En somme, un autre cycle d’austérité est à la fois impossible et indésirable. Si le gouvernement n’est pas disposé à rétablir toutes les réductions d’impôt qu’il a faites, il doit trouver d’autres taxes pour les remplacer. La fiscalité foncière pourrait jouer un rôle. Tout comme une taxe sur le carbone. Il est également faux de dire qu’une fiscalité plus élevée doit tuer l’économie. Ce qui compte, c’est la façon dont les impôts sont prélevés et à quoi ils servent.

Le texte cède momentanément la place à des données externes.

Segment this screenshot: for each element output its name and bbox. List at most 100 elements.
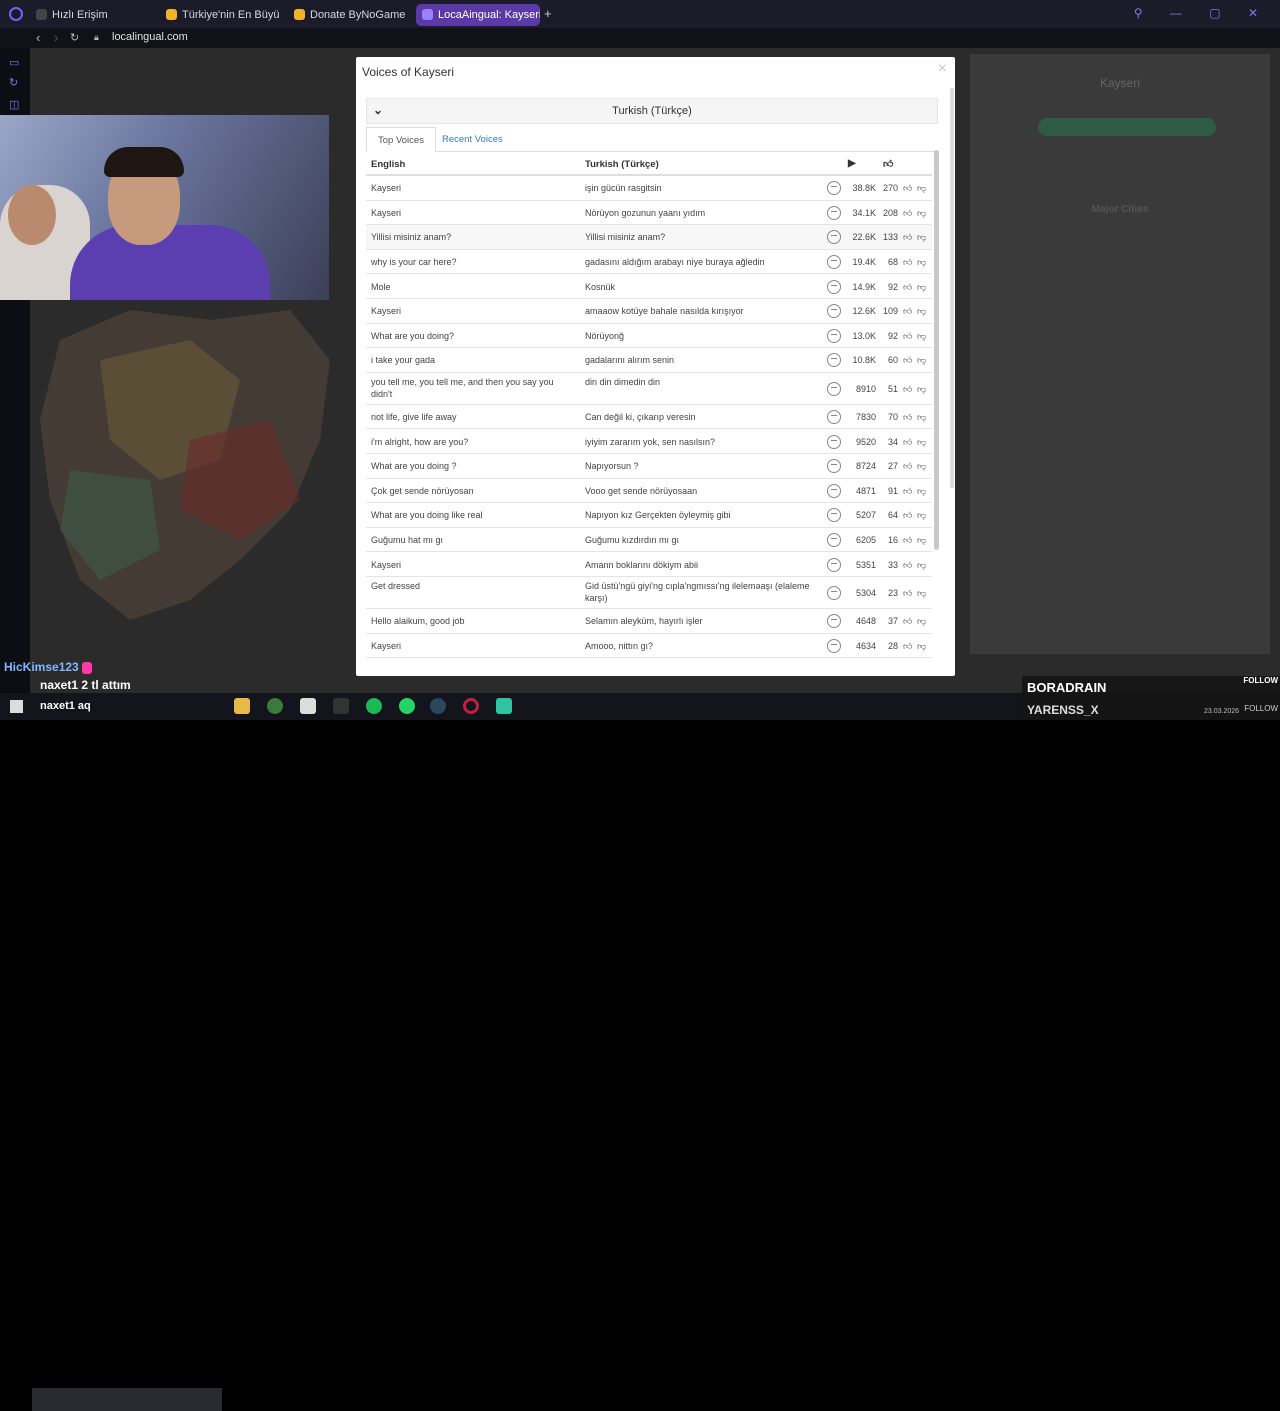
thumbs-down-icon[interactable]: 👎︎	[917, 509, 926, 521]
tab-top-voices[interactable]: Top Voices	[366, 127, 436, 152]
sidebar-icon[interactable]: ▭	[9, 56, 19, 69]
speaker-icon[interactable]	[827, 205, 841, 220]
taskbar-search[interactable]	[32, 1388, 222, 1411]
table-row[interactable]: not life, give life away Can değil ki, çı…	[366, 405, 932, 430]
opera-icon[interactable]	[463, 698, 479, 714]
table-row[interactable]: Get dressed Gid üstü'ngü giyi'ng cıpla'ng…	[366, 577, 932, 609]
thumbs-down-icon[interactable]: 👎︎	[917, 182, 926, 194]
thumbs-down-icon[interactable]: 👎︎	[917, 587, 926, 599]
speaker-icon[interactable]	[827, 459, 841, 474]
app-icon[interactable]	[496, 698, 512, 714]
thumbs-up-icon[interactable]: 👍︎	[903, 354, 912, 366]
thumbs-down-icon[interactable]: 👎︎	[917, 207, 926, 219]
modal-scrollbar[interactable]	[950, 88, 954, 488]
speaker-icon[interactable]	[827, 585, 841, 600]
thumbs-up-icon[interactable]: 👍︎	[903, 460, 912, 472]
table-row[interactable]: Guğumu hat mı gı Guğumu kızdırdın mı gı 62…	[366, 528, 932, 553]
speaker-icon[interactable]	[827, 533, 841, 548]
thumbs-up-icon[interactable]: 👍︎	[903, 587, 912, 599]
thumbs-down-icon[interactable]: 👎︎	[917, 411, 926, 423]
whatsapp-icon[interactable]	[399, 698, 415, 714]
browser-tab[interactable]: Donate ByNoGame - Gele	[288, 4, 408, 26]
sidebar-icon[interactable]: ◫	[9, 98, 19, 111]
table-row[interactable]: What are you doing ? Napıyorsun ? 8724 27 👍︎…	[366, 454, 932, 479]
speaker-icon[interactable]	[827, 279, 841, 294]
thumbs-down-icon[interactable]: 👎︎	[917, 485, 926, 497]
thumbs-up-icon[interactable]: 👍︎	[903, 559, 912, 571]
thumbs-up-icon[interactable]: 👍︎	[903, 281, 912, 293]
close-icon[interactable]: ×	[938, 60, 947, 78]
browser-tab[interactable]: Türkiye'nin En Büyük Oyun	[160, 4, 280, 26]
speaker-icon[interactable]	[827, 508, 841, 523]
table-scrollbar[interactable]	[934, 150, 939, 550]
table-row[interactable]: i'm alright, how are you? iyiyim zararım …	[366, 429, 932, 454]
speaker-icon[interactable]	[827, 255, 841, 270]
panel-action-button[interactable]	[1038, 118, 1216, 136]
speaker-icon[interactable]	[827, 614, 841, 629]
table-row[interactable]: i take your gada gadalarını alırım senin 1…	[366, 348, 932, 373]
table-row[interactable]: Mole Kosnük 14.9K 92 👍︎ 👎︎	[366, 274, 932, 299]
url-text[interactable]: localingual.com	[112, 31, 188, 43]
document-icon[interactable]	[300, 698, 316, 714]
table-row[interactable]: Kayseri Amooo, nittın gı? 4634 28 👍︎ 👎︎	[366, 634, 932, 659]
play-icon[interactable]: ▶	[848, 158, 856, 169]
thumbs-up-icon[interactable]: 👍︎	[903, 330, 912, 342]
browser-logo-icon[interactable]	[9, 7, 23, 21]
thumbs-down-icon[interactable]: 👎︎	[917, 305, 926, 317]
thumbs-down-icon[interactable]: 👎︎	[917, 330, 926, 342]
speaker-icon[interactable]	[827, 381, 841, 396]
thumbs-up-icon[interactable]: 👍︎	[903, 207, 912, 219]
speaker-icon[interactable]	[827, 434, 841, 449]
thumbs-down-icon[interactable]: 👎︎	[917, 256, 926, 268]
language-accordion[interactable]: ⌄ Turkish (Türkçe)	[366, 98, 938, 124]
table-row[interactable]: What are you doing? Nörüyonğ 13.0K 92 👍︎ 👎︎	[366, 324, 932, 349]
reload-icon[interactable]: ↻	[70, 31, 79, 44]
speaker-icon[interactable]	[827, 410, 841, 425]
thumbs-down-icon[interactable]: 👎︎	[917, 281, 926, 293]
table-row[interactable]: Kayseri Nörüyon gozunun yaanı yıdım 34.1K 2…	[366, 201, 932, 226]
thumbs-down-icon[interactable]: 👎︎	[917, 615, 926, 627]
windows-start-icon[interactable]	[10, 700, 23, 713]
thumbs-down-icon[interactable]: 👎︎	[917, 460, 926, 472]
browser-tab[interactable]: Hızlı Erişim	[30, 4, 150, 26]
speaker-icon[interactable]	[827, 328, 841, 343]
file-explorer-icon[interactable]	[234, 698, 250, 714]
speaker-icon[interactable]	[827, 304, 841, 319]
thumbs-up-icon[interactable]: 👍︎	[903, 182, 912, 194]
table-row[interactable]: why is your car here? gadasını aldığım ar…	[366, 250, 932, 275]
thumbs-up-icon[interactable]: 👍︎	[883, 158, 893, 170]
speaker-icon[interactable]	[827, 483, 841, 498]
table-row[interactable]: Yillisi misiniz anam? Yillisi misiniz ana…	[366, 225, 932, 250]
xbox-icon[interactable]	[267, 698, 283, 714]
table-row[interactable]: Kayseri Amann boklarını dökiym abii 5351 33…	[366, 552, 932, 577]
browser-tab-active[interactable]: LocaAingual: Kayseri	[416, 4, 540, 26]
table-row[interactable]: you tell me, you tell me, and then you s…	[366, 373, 932, 405]
thumbs-up-icon[interactable]: 👍︎	[903, 640, 912, 652]
speaker-icon[interactable]	[827, 181, 841, 196]
table-row[interactable]: Çok get sende nörüyosan Vooo get sende nö…	[366, 479, 932, 504]
thumbs-up-icon[interactable]: 👍︎	[903, 411, 912, 423]
sidebar-icon[interactable]: ↻	[9, 76, 18, 89]
thumbs-up-icon[interactable]: 👍︎	[903, 256, 912, 268]
thumbs-up-icon[interactable]: 👍︎	[903, 615, 912, 627]
table-row[interactable]: Kayseri işin gücün rasgitsin 38.8K 270 👍︎ 👎︎	[366, 176, 932, 201]
follow-label[interactable]: FOLLOW	[1244, 704, 1278, 713]
thumbs-up-icon[interactable]: 👍︎	[903, 534, 912, 546]
thumbs-up-icon[interactable]: 👍︎	[903, 485, 912, 497]
speaker-icon[interactable]	[827, 230, 841, 245]
thumbs-down-icon[interactable]: 👎︎	[917, 436, 926, 448]
thumbs-up-icon[interactable]: 👍︎	[903, 231, 912, 243]
thumbs-up-icon[interactable]: 👍︎	[903, 436, 912, 448]
tab-recent-voices[interactable]: Recent Voices	[431, 127, 514, 152]
window-controls-icon[interactable]: ⚲ — ▢ ✕	[1134, 6, 1270, 20]
speaker-icon[interactable]	[827, 557, 841, 572]
table-row[interactable]: What are you doing like real Napıyon kız …	[366, 503, 932, 528]
steam-icon[interactable]	[430, 698, 446, 714]
thumbs-up-icon[interactable]: 👍︎	[903, 305, 912, 317]
epic-games-icon[interactable]	[333, 698, 349, 714]
thumbs-down-icon[interactable]: 👎︎	[917, 354, 926, 366]
thumbs-down-icon[interactable]: 👎︎	[917, 559, 926, 571]
back-icon[interactable]: ‹	[36, 30, 40, 45]
thumbs-up-icon[interactable]: 👍︎	[903, 509, 912, 521]
speaker-icon[interactable]	[827, 353, 841, 368]
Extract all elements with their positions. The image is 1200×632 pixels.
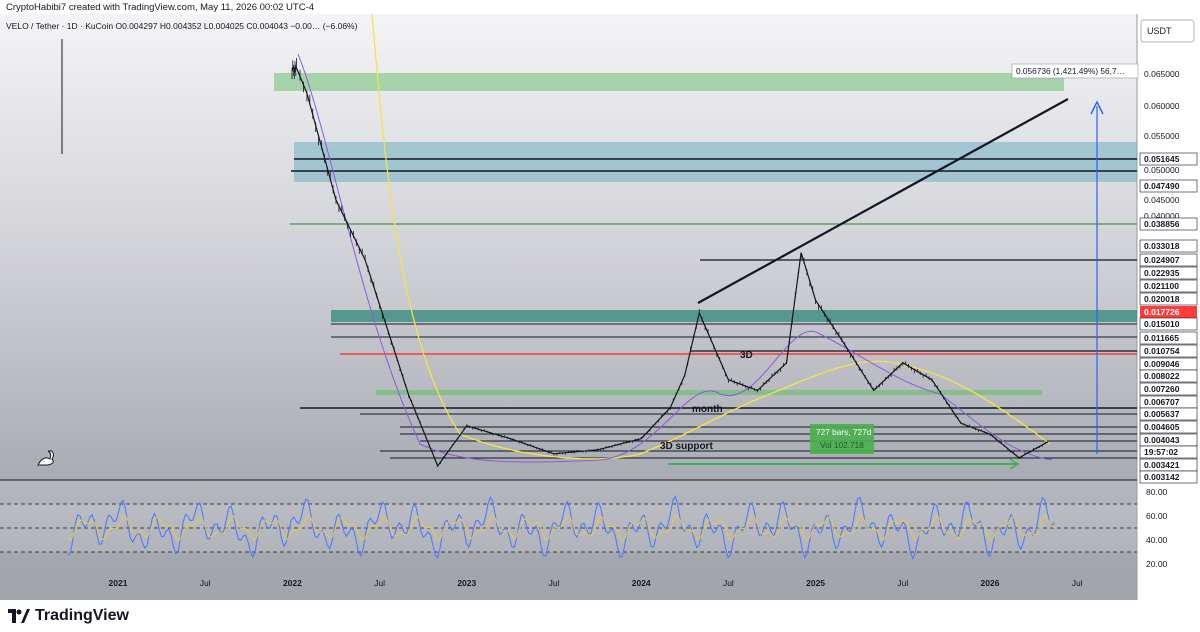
price-scale-label: 0.009046 [1144,359,1180,369]
time-axis[interactable] [0,570,1137,600]
time-axis-label: 2024 [632,578,651,588]
time-axis-label: Jul [723,578,734,588]
price-scale-label: 0.021100 [1144,281,1179,291]
time-axis-label: 2022 [283,578,302,588]
footer-brand: TradingView [8,604,129,628]
zone-green-top [274,73,1064,91]
price-scale-label: 0.033018 [1144,241,1180,251]
rsi-layer [0,495,1137,560]
price-scale-label: 0.011665 [1144,333,1179,343]
price-scale-label: 0.004605 [1144,422,1180,432]
rsi-scale-label: 40.00 [1146,535,1168,545]
price-scale-label: 0.006707 [1144,397,1180,407]
volume-label: Vol 102.718 [820,440,864,450]
zone-teal [294,142,1137,182]
price-scale-label: 0.005637 [1144,409,1180,419]
price-scale-label: 0.003421 [1144,460,1180,470]
time-axis-label: Jul [374,578,385,588]
label-3d-support: 3D support [660,441,713,452]
label-month: month [692,404,723,415]
price-scale-label: 0.003142 [1144,472,1180,482]
bars-count-label: 727 bars, 727d [816,427,872,437]
price-scale-label: 0.024907 [1144,255,1180,265]
time-axis-label: Jul [1072,578,1083,588]
time-axis-label: 2021 [109,578,128,588]
brand-name: TradingView [35,607,129,624]
price-scale-label: 0.038856 [1144,219,1180,229]
created-by-text: CryptoHabibi7 created with TradingView.c… [6,2,315,13]
symbol-legend[interactable]: VELO / Tether · 1D · KuCoin O0.004297 H0… [6,21,358,31]
time-axis-label: Jul [200,578,211,588]
rsi-scale-label: 20.00 [1146,559,1168,569]
price-chart[interactable]: 0.056736 (1,421.49%) 56,7… 3D month 3D supp… [0,13,1200,600]
price-scale-label: 19:57:02 [1144,447,1178,457]
price-scale-label: 0.004043 [1144,435,1180,445]
price-scale-label: 0.010754 [1144,346,1180,356]
chart-frame: 0.056736 (1,421.49%) 56,7… 3D month 3D supp… [0,13,1200,600]
currency-button-label: USDT [1147,26,1172,36]
price-scale-label: 0.007260 [1144,384,1180,394]
time-axis-label: 2023 [457,578,476,588]
price-scale-label: 0.050000 [1144,165,1180,175]
price-scale-label: 0.008022 [1144,371,1180,381]
rsi-scale-label: 60.00 [1146,511,1168,521]
time-axis-label: Jul [897,578,908,588]
time-axis-label: 2026 [981,578,1000,588]
price-scale-label: 0.051645 [1144,154,1180,164]
zone-dark-green [331,310,1137,322]
rsi-scale-label: 80.00 [1146,487,1168,497]
price-scale-label: 0.060000 [1144,101,1180,111]
projection-label: 0.056736 (1,421.49%) 56,7… [1016,66,1125,76]
time-axis-label: 2025 [806,578,825,588]
price-scale-label: 0.017726 [1144,307,1180,317]
price-scale-label: 0.065000 [1144,69,1180,79]
price-scale-label: 0.020018 [1144,294,1180,304]
price-scale-label: 0.022935 [1144,268,1180,278]
label-3d: 3D [740,350,753,361]
price-scale-label: 0.045000 [1144,195,1180,205]
price-scale-label: 0.015010 [1144,319,1180,329]
tradingview-logo-icon [8,609,30,623]
price-scale-label: 0.055000 [1144,131,1180,141]
price-scale-label: 0.047490 [1144,181,1180,191]
time-axis-label: Jul [549,578,560,588]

La Banque d’Angleterre doit également montrer qu’elle ne laissera pas la mauvaise conduite du gouvernement lui imposer la politique monétaire. C’est pourquoi il a été rendu indépendant, après tout. L’inflation est trop élevée. La politique doit régler ce problème maintenant. Si, comme elle le pense, les fonds de pension sont désormais raisonnablement sûrs, elle doit cesser de soutenir le marché des gilts. Cela devrait aider à concentrer les esprits sur le Trésor.

Les révolutionnaires du Brexit ont de plus en plus pris le contrôle du pays. Avec Truss comme Premier ministre, ils ont dû penser qu’ils avaient remporté une victoire finale. Mais ils avaient dépassé la limite. Les marchés ont refusé de financer leurs fantasmes et les sondages d’opinion montrent que les gens ordinaires en ont assez. Peut-être que l’eau froide de la réalité économique et politique brise enfin la fièvre du Brexit au Royaume-Uni.